Pagi itu, Aruna terbangun dengan napas memburu. Mimpi buruk yang sama kembali menghantuinya, kali ini lebih jelas dan mengerikan. Tara, dengan senyum polosnya dan seragam sekolah dasarnya, melambaikan tangan sebelum menyeberang jalan untuk membeli es krim di seberang. Kemudian, suara decitan ban yang memekakkan telinga, jeritan orang-orang, dan pandangan terakhir mata Tara yang penuh ketakutan. Aruna mendapati dirinya terduduk di tempat tidur, jantungnya berdegup kencang seolah ingin melompat keluar dari dadanya, dan keringat dingin membasahi dahinya hingga menetes ke seprai. Ia menyentuh foto kecil Tara yang selalu ia letakkan di nakas.
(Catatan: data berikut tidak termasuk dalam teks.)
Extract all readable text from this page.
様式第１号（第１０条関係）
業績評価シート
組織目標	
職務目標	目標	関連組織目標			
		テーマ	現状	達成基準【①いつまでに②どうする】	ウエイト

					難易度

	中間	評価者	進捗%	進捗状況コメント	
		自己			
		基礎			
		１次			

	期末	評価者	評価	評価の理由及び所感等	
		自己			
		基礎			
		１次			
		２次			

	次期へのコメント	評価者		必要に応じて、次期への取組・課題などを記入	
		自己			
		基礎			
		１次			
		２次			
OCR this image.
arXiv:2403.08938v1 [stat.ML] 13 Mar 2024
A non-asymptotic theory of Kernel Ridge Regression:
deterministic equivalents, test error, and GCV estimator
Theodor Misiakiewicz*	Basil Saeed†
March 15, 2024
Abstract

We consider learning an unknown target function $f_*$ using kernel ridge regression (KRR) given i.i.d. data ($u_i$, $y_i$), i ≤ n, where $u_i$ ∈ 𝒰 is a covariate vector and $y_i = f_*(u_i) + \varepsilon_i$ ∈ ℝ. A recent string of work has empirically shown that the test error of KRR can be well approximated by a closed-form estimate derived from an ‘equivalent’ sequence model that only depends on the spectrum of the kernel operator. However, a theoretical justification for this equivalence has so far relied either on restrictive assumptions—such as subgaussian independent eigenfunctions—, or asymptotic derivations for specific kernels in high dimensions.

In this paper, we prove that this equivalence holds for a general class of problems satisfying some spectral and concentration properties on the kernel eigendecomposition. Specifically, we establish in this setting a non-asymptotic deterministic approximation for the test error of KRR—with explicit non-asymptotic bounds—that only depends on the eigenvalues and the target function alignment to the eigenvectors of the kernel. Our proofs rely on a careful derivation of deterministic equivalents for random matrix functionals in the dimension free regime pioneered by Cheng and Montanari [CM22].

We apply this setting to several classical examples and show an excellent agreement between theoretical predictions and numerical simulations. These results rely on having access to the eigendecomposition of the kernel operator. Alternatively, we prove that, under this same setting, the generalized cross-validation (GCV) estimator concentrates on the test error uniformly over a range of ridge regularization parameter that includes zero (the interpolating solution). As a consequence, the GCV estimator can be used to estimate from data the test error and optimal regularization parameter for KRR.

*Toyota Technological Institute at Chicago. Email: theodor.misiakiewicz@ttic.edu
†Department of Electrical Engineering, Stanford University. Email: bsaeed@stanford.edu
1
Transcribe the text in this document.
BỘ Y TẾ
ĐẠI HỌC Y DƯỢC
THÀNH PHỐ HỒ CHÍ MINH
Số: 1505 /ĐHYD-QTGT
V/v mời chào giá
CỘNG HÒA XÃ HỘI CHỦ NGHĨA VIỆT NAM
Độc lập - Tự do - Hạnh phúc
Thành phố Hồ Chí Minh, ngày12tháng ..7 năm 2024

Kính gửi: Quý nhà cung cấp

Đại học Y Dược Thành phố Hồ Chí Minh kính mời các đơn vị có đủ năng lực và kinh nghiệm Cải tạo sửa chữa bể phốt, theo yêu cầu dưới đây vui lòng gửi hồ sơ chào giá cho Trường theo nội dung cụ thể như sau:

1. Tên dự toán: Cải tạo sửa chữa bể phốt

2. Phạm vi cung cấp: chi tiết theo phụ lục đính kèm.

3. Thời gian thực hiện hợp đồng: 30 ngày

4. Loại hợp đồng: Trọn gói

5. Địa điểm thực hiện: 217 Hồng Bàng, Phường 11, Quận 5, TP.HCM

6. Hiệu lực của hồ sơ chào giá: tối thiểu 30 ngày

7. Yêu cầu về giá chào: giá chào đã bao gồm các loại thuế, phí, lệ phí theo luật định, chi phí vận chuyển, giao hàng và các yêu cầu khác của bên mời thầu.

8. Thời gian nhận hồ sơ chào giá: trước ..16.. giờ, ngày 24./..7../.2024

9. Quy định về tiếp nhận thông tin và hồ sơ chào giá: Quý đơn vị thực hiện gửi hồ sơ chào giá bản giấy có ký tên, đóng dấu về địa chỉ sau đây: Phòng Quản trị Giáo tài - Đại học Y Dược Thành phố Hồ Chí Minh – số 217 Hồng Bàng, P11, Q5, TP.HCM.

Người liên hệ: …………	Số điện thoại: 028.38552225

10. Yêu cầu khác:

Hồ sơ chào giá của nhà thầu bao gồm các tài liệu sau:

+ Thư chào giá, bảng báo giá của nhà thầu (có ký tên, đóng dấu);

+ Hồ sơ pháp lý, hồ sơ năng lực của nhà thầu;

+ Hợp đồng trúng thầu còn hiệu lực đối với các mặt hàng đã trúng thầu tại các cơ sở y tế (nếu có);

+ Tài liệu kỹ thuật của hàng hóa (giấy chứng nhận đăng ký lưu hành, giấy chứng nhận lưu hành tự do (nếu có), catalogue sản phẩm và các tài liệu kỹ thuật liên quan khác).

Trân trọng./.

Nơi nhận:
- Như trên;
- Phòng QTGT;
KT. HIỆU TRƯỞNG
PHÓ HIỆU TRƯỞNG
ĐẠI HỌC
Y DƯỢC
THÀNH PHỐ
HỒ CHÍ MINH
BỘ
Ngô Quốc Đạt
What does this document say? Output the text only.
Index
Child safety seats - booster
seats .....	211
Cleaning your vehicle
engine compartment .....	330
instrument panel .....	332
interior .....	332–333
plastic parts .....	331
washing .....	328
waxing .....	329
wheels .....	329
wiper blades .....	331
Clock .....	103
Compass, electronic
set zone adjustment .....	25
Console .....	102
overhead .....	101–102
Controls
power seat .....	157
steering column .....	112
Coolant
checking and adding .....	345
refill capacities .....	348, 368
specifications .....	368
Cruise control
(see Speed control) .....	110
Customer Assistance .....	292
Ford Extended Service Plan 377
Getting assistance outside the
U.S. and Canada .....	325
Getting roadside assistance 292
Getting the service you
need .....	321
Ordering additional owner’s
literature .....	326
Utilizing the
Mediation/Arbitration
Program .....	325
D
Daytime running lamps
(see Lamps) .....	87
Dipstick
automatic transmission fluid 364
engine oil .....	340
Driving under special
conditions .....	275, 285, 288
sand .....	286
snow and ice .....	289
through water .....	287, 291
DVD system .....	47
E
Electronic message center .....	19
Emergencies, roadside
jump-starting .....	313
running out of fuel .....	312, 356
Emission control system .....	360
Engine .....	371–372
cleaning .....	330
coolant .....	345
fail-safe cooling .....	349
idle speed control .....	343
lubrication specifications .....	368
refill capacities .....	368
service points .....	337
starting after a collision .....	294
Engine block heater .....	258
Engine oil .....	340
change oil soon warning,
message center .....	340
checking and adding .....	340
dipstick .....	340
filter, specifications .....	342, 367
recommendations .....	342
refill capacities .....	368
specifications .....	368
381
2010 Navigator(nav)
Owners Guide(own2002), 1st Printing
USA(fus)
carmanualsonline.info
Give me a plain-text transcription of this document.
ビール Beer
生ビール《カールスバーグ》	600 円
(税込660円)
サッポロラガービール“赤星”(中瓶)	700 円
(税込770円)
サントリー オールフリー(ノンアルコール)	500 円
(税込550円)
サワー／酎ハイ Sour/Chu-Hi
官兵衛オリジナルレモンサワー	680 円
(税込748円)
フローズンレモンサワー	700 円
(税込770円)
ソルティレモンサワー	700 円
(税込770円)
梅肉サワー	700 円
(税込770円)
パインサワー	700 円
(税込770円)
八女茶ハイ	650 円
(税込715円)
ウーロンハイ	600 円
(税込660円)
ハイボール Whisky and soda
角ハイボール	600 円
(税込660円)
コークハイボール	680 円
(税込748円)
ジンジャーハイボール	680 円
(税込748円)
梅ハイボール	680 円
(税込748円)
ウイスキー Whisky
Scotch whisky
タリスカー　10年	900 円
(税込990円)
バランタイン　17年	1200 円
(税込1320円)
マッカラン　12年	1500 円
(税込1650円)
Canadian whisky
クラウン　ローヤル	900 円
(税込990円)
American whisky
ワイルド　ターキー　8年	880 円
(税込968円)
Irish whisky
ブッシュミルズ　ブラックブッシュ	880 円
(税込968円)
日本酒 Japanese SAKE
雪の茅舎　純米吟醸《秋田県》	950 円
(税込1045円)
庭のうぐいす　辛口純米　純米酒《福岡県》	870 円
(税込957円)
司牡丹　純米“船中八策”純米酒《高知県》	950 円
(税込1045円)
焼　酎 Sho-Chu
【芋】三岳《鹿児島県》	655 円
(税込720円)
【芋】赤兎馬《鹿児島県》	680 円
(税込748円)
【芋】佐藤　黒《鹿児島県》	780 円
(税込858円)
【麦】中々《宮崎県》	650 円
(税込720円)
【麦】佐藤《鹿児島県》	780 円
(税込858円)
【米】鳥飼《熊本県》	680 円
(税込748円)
Mata Tara yang bulat dan ceria menatapnya, seolah menghakiminya, seolah menuntut jawaban atas apa yang terjadi.

"Aku minta maaf, Tara," bisiknya lirih, air mata mulai menggenang di pelupuk matanya, membentuk aliran hangat di pipinya. "Aku seharusnya lebih hati-hati."

Ia beranjak dari tempat tidur, menyeret langkahnya yang terasa berat menuju dapur. Aroma kopi hitam yang baru saja diseduh tak mampu menenangkannya, justru mengingatkannya pada kebiasaan paginya bersama Tara, berbagi secangkir susu dan roti panggang. Ia meraih mug favoritnya yang bergambar kartun kelinci, mug yang pernah diberikan Tara sebagai hadiah ulang tahun, dan menuangkan kopi, berharap kafein bisa sedikit mengusir kabut tebal di kepalanya. Sambil menyesap kopi pahit yang terasa hambar di lidahnya, pandangannya jatuh pada kalender di dinding. Hari ini, 23 Juli. Hari ulang tahun Tara. Sebuah tanggal yang terpaku di benaknya, sebuah pengingat yang menyakitkan.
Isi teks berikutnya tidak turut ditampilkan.